In many cases adapting a language model to your own NLP problem requires heavy lifting on the preprocessing side. To lessen this burden, we have designed the data handling with a few goals in mind. We want:
Customization of preprocessing components to be easy
Inspection of the inputs and outputs of different preprocessing stages to be possible
A structure that is general enough to handle the requirements of different NLP tasks
As such, you will find the following features in our code:
The functions that we expect the user to customize are grouped together
Many of the generic pipeline components are easily reusable
There is a clear separation of generic and dataset/task/model specific components in the pipeline
Processing goes stage by stage rather than sample by sample so that you are able to inspect the full dataset at any point in the processing
Powerful debugging that allows inspecting a sample in different phases of the pipeline (raw, tokenized, featurized, tensors …)
In FARM the Processor contains the functions which handle the conversion from file or request to PyTorch Datasets. In essence, it prepares data to be consumed by the modelling components. This is done in stages to allow for easier debugging. It should be able to handle file input or requests. This class contains everything that needs to be customized when adapting a new dataset. Custom datasets can be handled by extending the Processor (e.g. see CONLLProcessor).
The DataSilo is a generic class that stores the train, dev and test data sets. It calls upon the methods from the Processor to do the loading and then exposes a DataLoader for each set. In cases where there is not a separate dev file, it will create one by slicing the train set.
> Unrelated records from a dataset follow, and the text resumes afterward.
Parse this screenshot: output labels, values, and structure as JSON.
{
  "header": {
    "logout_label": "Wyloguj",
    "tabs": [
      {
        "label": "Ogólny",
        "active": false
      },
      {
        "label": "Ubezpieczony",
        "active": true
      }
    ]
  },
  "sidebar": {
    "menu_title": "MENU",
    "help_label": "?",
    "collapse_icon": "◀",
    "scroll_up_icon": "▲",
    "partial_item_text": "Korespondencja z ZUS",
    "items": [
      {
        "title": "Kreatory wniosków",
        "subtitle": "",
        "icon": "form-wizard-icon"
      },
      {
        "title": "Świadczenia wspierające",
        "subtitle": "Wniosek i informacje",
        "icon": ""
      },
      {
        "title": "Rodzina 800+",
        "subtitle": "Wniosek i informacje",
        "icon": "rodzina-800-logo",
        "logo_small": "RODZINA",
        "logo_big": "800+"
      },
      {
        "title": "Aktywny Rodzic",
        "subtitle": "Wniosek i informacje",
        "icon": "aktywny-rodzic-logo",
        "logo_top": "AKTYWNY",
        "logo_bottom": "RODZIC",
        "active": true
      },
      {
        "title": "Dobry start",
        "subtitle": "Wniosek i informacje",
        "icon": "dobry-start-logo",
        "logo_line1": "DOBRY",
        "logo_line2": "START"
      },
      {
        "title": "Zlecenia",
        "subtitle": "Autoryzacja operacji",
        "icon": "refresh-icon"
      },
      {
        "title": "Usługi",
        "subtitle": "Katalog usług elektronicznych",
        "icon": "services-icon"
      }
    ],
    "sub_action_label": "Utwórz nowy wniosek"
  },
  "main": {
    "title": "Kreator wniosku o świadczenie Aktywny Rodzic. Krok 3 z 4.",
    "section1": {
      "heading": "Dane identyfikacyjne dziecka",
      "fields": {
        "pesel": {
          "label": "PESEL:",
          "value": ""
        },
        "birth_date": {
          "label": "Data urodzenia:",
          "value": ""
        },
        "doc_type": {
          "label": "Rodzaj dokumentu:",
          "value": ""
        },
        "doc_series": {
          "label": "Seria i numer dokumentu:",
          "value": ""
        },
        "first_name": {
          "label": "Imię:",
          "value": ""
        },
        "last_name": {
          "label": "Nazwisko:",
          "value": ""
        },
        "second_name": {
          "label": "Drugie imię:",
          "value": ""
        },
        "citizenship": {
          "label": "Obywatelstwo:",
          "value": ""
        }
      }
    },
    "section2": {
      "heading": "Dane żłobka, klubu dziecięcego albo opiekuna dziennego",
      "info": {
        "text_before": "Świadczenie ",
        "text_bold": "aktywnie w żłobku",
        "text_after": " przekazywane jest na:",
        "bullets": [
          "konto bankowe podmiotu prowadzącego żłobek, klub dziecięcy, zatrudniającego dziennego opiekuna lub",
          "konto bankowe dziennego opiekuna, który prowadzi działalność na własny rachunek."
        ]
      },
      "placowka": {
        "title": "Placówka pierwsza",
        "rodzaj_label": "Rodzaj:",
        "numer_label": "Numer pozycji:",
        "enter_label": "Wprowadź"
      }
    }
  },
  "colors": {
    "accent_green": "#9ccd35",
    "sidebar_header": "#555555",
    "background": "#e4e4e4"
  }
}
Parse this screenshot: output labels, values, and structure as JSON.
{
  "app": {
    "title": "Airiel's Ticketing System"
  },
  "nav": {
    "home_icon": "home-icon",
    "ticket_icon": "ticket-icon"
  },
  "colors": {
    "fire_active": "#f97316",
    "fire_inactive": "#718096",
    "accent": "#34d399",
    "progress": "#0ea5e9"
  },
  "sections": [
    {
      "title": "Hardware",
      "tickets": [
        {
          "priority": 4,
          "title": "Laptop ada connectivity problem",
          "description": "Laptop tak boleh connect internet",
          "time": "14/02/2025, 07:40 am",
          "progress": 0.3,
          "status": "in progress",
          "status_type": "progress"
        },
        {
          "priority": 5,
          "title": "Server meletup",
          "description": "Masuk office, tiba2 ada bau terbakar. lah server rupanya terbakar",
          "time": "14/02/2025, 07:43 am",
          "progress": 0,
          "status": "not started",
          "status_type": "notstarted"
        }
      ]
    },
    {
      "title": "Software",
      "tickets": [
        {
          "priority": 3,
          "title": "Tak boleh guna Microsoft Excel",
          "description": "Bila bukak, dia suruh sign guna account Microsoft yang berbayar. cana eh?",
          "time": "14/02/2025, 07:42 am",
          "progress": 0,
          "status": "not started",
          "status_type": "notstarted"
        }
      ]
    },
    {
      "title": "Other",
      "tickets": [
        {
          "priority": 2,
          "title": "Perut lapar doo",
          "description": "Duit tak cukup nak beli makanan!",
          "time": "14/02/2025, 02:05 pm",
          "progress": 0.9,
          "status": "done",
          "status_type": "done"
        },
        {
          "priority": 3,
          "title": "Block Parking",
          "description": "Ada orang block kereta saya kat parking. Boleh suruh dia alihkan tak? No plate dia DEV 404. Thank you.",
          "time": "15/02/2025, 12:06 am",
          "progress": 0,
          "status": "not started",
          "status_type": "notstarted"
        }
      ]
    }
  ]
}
The Sample and SampleBasket objects allow powerful debugging and logging capabilities as they store different views on the same sample (raw, tokenized, featurized …) The SampleBasket stores one string sample as well as the one or more Samples that that string sample might generate. These data structures are design like this since a single document only generates one sample when performing document classification but can generate multiple samples for question answering.